Essa “tendência intrínseca” e a “relativa inflexibilidade” das relações sociais e suas expressões superestruturais seria, portanto, a chave de compreensão da abertura de uma época revolucionária. Se o sujeito social está ou não consciente de quais são os seus interesses, se tem ou não confiança em suas próprias forças, se foi capaz ou não de se organizar para lutar por um programa que traduz a sua visão de como a sociedade deve ser transformada, ou seja, se o sujeito social está politicamente maduro para o desafio subjetivo do projeto revolucionário, em uma palavra, os fatores históricos subjetivos, seria, neste nível de abstração, irrelevante para a definição da natureza da época.
Mas, na mesma medida, os fatores subjetivos seriam crescentemente decisivos e determinantes na escala das situações e conjunturas, ou, em outras palavras, na medida em que análise se desloca tanto para um cenário geograficamente mais definido, quanto para prazos mais delimitados (a escala das décadas, ou mesmo dos anos, e meses). Em outras palavras, a definição de época revolucionária foi feita por Marx em uma escala histórica de longa duração, porque se apoiava no exemplo histórico da transição secular do feudalismo ao capitalismo. Cento e cinquenta anos depois sabemos que é muito difícil derrotar o capitalismo.
Mas ainda é possível, porque permanece necessário.
*Valério Arcary é professor aposentado do IFSP. Autor, entre outros livros, de Ninguém disse que seria fácil (Boitempo).
Notas
[i] MARX, Karl e ENGELS, Friedrich. A Ideologia Alemã. Trad. Conceição Jardim e Eduardo Lúcio Nogueira. Porto, Presença, 1974. p 66.

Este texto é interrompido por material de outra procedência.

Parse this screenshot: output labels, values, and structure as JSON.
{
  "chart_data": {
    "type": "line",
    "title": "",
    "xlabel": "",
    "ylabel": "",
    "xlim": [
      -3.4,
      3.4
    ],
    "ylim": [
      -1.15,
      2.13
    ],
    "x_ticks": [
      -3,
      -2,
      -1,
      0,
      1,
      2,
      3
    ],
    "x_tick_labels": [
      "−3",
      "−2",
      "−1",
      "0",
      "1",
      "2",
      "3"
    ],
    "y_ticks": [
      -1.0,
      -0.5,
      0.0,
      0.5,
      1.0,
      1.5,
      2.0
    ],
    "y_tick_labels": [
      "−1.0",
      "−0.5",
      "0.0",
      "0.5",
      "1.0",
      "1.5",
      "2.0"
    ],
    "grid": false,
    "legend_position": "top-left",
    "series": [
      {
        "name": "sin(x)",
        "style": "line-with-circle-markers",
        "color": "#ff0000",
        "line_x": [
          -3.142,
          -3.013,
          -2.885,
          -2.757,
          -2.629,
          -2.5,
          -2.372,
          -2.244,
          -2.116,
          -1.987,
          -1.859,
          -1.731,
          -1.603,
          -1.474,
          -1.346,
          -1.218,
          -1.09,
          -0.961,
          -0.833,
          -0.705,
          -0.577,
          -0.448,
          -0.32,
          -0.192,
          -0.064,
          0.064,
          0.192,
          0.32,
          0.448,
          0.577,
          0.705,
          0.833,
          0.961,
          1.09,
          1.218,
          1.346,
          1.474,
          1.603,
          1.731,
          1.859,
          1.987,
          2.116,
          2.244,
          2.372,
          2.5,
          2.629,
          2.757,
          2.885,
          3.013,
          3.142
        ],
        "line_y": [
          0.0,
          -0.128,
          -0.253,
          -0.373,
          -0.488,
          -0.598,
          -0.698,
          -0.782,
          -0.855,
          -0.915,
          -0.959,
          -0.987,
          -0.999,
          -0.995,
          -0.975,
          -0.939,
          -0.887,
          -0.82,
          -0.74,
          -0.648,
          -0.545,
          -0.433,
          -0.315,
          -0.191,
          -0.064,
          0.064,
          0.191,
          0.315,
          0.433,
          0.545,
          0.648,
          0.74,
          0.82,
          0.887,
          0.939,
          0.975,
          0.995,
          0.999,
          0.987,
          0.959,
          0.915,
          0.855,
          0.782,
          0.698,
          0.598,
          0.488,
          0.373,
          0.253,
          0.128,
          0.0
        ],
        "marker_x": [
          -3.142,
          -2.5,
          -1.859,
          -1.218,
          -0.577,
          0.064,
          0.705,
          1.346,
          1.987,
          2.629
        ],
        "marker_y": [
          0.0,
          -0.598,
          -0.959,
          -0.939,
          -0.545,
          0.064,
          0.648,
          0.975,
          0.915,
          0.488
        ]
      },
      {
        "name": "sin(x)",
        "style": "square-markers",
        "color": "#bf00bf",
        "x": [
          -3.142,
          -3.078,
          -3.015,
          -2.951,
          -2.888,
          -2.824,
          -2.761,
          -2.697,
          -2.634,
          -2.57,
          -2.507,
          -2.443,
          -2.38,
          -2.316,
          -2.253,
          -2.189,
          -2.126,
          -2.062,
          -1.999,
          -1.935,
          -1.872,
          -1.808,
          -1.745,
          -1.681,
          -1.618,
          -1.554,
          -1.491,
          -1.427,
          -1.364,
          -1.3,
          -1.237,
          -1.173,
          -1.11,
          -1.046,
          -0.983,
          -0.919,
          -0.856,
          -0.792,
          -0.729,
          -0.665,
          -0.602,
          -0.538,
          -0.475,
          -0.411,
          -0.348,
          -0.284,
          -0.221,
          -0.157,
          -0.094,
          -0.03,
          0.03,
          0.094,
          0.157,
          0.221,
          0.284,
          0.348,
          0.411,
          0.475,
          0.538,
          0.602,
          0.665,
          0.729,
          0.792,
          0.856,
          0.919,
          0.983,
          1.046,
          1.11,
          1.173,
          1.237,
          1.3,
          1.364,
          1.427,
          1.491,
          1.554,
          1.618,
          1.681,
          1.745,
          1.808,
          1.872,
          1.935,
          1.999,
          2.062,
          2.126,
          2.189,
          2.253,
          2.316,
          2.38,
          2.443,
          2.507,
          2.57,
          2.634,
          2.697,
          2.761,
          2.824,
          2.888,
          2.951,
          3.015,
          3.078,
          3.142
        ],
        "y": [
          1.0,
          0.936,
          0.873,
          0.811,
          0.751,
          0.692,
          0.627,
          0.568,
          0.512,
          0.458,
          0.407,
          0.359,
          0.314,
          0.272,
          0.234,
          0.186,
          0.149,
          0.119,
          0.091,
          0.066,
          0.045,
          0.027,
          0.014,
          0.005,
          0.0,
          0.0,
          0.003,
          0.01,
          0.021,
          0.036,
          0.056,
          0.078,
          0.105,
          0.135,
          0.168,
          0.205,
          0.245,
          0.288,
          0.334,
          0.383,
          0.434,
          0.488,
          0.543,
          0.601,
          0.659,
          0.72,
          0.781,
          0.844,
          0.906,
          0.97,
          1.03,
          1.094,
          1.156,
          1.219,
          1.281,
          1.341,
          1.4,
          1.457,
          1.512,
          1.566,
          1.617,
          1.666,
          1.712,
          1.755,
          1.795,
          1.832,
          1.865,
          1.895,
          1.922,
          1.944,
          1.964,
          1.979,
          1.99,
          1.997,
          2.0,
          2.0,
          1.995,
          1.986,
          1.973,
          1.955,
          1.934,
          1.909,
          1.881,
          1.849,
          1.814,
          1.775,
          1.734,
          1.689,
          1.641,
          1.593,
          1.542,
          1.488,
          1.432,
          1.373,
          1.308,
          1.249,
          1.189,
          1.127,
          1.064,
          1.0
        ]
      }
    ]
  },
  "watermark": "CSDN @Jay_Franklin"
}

[ii]. A teoria da revolução em Marx e Engels, às vésperas de 1848, ainda estava inspirada na dinâmica interna revelada pela revolução francesa entre 1789/93. Sobre este tema, Marx em 1848, o interessante trabalho de Henri Lefebvre, Para compreender o pensamento de Karl Marx, comenta quando os ventos da revolução já se faziam sentir: “Foi a bela época da sua vida, a época feliz. Era (ou julgava ser) dono do seu pensamento e da sua doutrina. Os primeiros sintomas do movimento revolucionário tornavam-se visíveis ao seu olhar atento. Marx, segundo parece, julgava ainda possível passar sem interrupção da revolução democrática européia ao socialismo e ao comunismo, por uma “revolução permanente”. Abriam-se perspectivas sem limites. Tinha então 30 anos e encontrava-se em pleno vigor da juventude, do genio, do amor feliz”. (LEFEBVRE, Henri. Para Compreender o Pensamento de Karl Marx. Trad. Laurentino Capela. Lisboa. Edições 70. 1981).